做餅的人是老手,每一塊都烤得兩面焦黃,都放在蓋著厚布的籃子里面,客人拿到手時,尚有余溫。
林岳用葦葉拿起一塊豆面餅,遞給顧筠。
“我只要一個。”顧筠忙中偷閑,接過東西。待看清楚,立刻就要對方換高粱面餅,“我喜歡吃那個。”
林岳沒理他。
顧筠想了想,不再要求置換,咬上一口。
粗糙的餅感,很干,細細嚼來,很香,比粥好吃一百倍。他不由加快進食速度,狼吞虎咽,竟噎著了。
“咳咳咳——”
顧筠噎得臉都紅了,猛地咳嗽,也沒舍得把面餅吐出來,捂住了自己的嘴。
林岳一把拉開他的手。
毫無阻隔,顧筠一下子全咳了出來。
林岳走了過來,拍他的后背,又向店家要了個兩個小碗,倒一些粥在其中一個小碗里,又翻到另外一個小碗里頭,粥在兩只小碗之間來回倒騰,冷了下來。
他把粥放在顧筠目前,道:“喝點緩緩吧。”
這里沒有溫水,溫水是要花錢到茶鋪購買的。
顧筠揪著脖頸衣服,慢慢咳得不厲害了,再喝上一口小碗里的粥,徹底緩過勁來。
他看了看地面吐出的豆面餅殘渣,目中不由生出幾分心疼,但他明白對方是為了自己好,故而憋著沒有展示出來。
他撕下一塊豆面餅,擦拭去了小碗碗邊來回倒騰時,不慎流出的粥液,放在嘴里,慢慢地嚼。

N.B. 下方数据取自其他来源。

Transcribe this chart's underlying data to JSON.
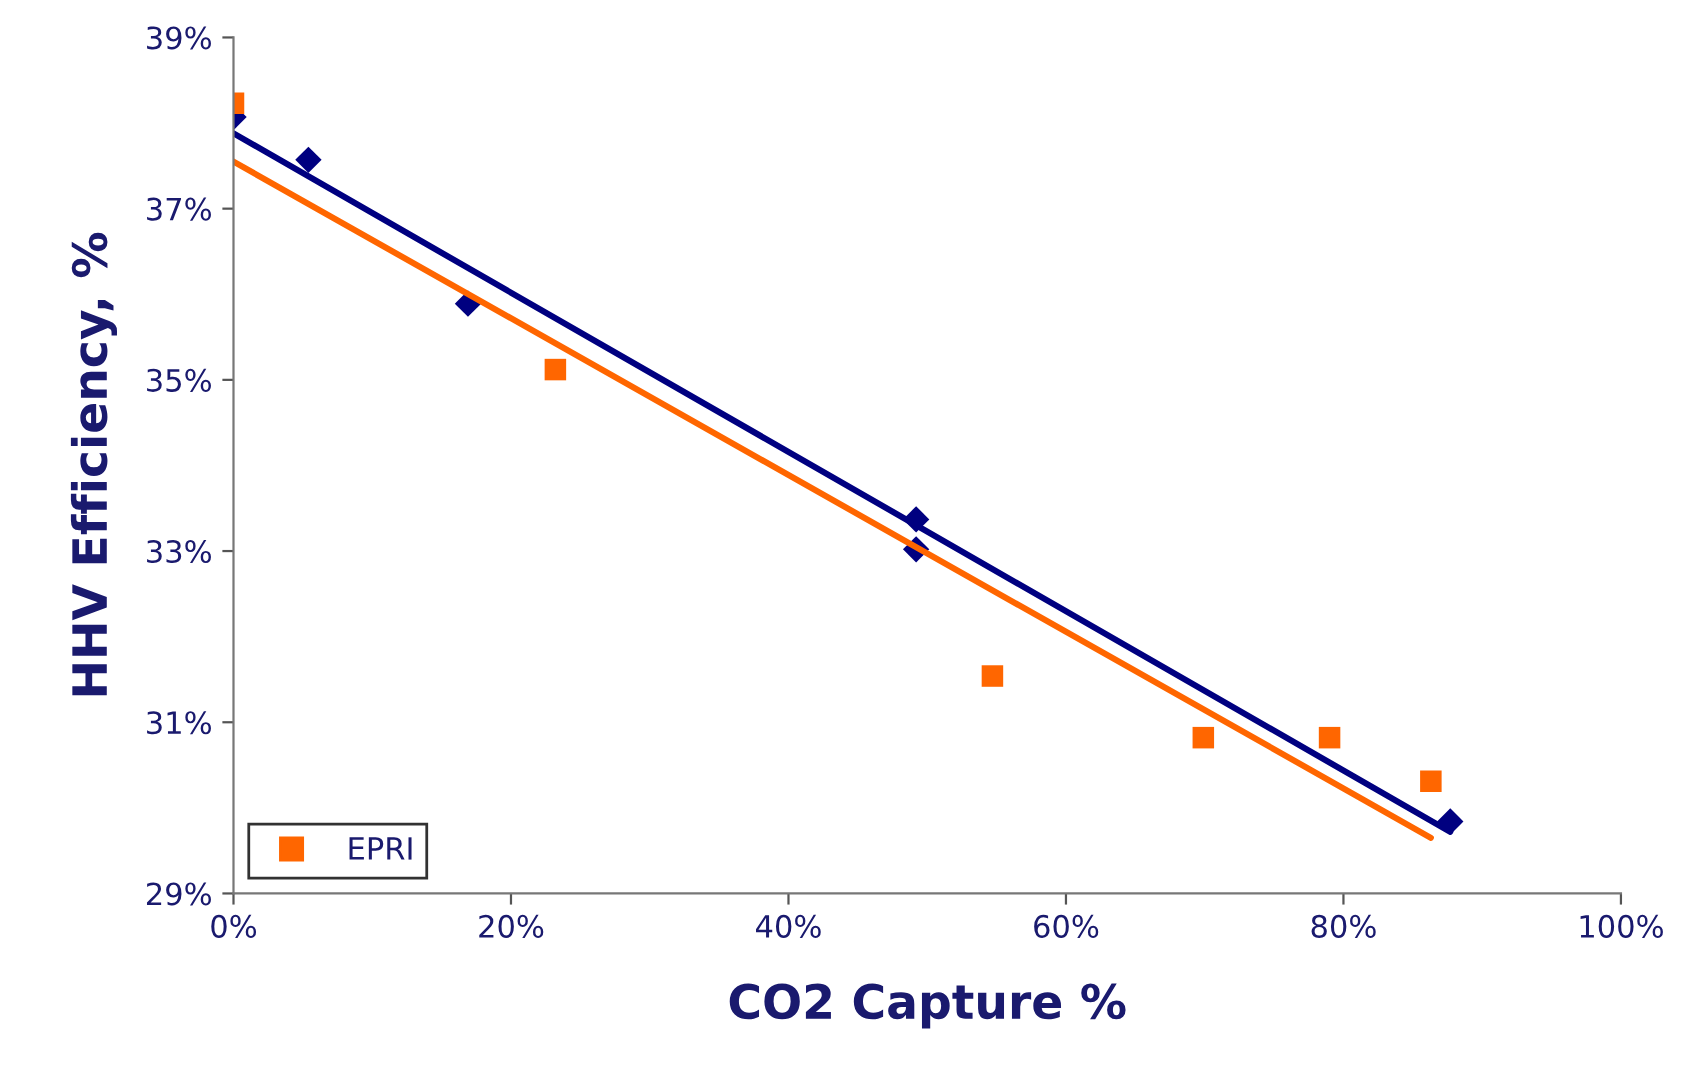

林岳坐了回去,一面對前來收拾地面的粥鋪老板娘道歉,一面看著顧筠泛紅的眼圈。
看了片刻,道:“你傻不傻?”
顧筠抬頭看他。
或許是被這個時代追出一點成人應有的本領,他思索片刻,居然明白對方下之意。
顧筠想笑又笑不出來,勉強擠出一個笑容,明明沒照鏡子,卻也覺得笑容古怪,他默默地拉平表情。
“夫君,我這輩子認定你了。”
林岳:“你應該學聰明一點。”
顧筠坐直了身體,顯得很是認真,道:“你如果不要我了,我就去死。”
林岳冷聲道:“吃飯!”
顧筠哦了一聲,低頭就去喝粥,余光瞥見林岳隔著葦葉,拿起一塊高粱餅,從容不迫,細細咀嚼。
他忽然想起一個重要的事情,摸摸兜里一串錢。
“你等會!”
顧筠起身就走,林岳來不及詢問他,便見他三步做兩步,來到販賣雜燴湯的攤前,要了一碗。
“給你。”顧筠等到攤主出貨,借助攤主的碎抹布,捧起了碗,放到林岳面前。
滿滿一碗,六文,湯不清亮,偏白,上面有著一層高湯浮油,下面是禽類的內臟以及幾片大白菜葉子,整體看起來很美味。
林岳道:“這是做什么?”
顧筠悄悄咽了口口水,強行把目光移開,坐了回去,就著油肉香味啃餅:“你落水了,明天還有干活,得吃好點補補身子。”
這是顧筠一開始的念頭,不過中途被抵押物品的風波攪得,忘了,剛才想起,自然要補上,雖然要整整六文。
林岳面無表情看他,拖了只小碗過來,用雜燴湯碗配搭的木質深勺,往小碗里均雜燴和湯。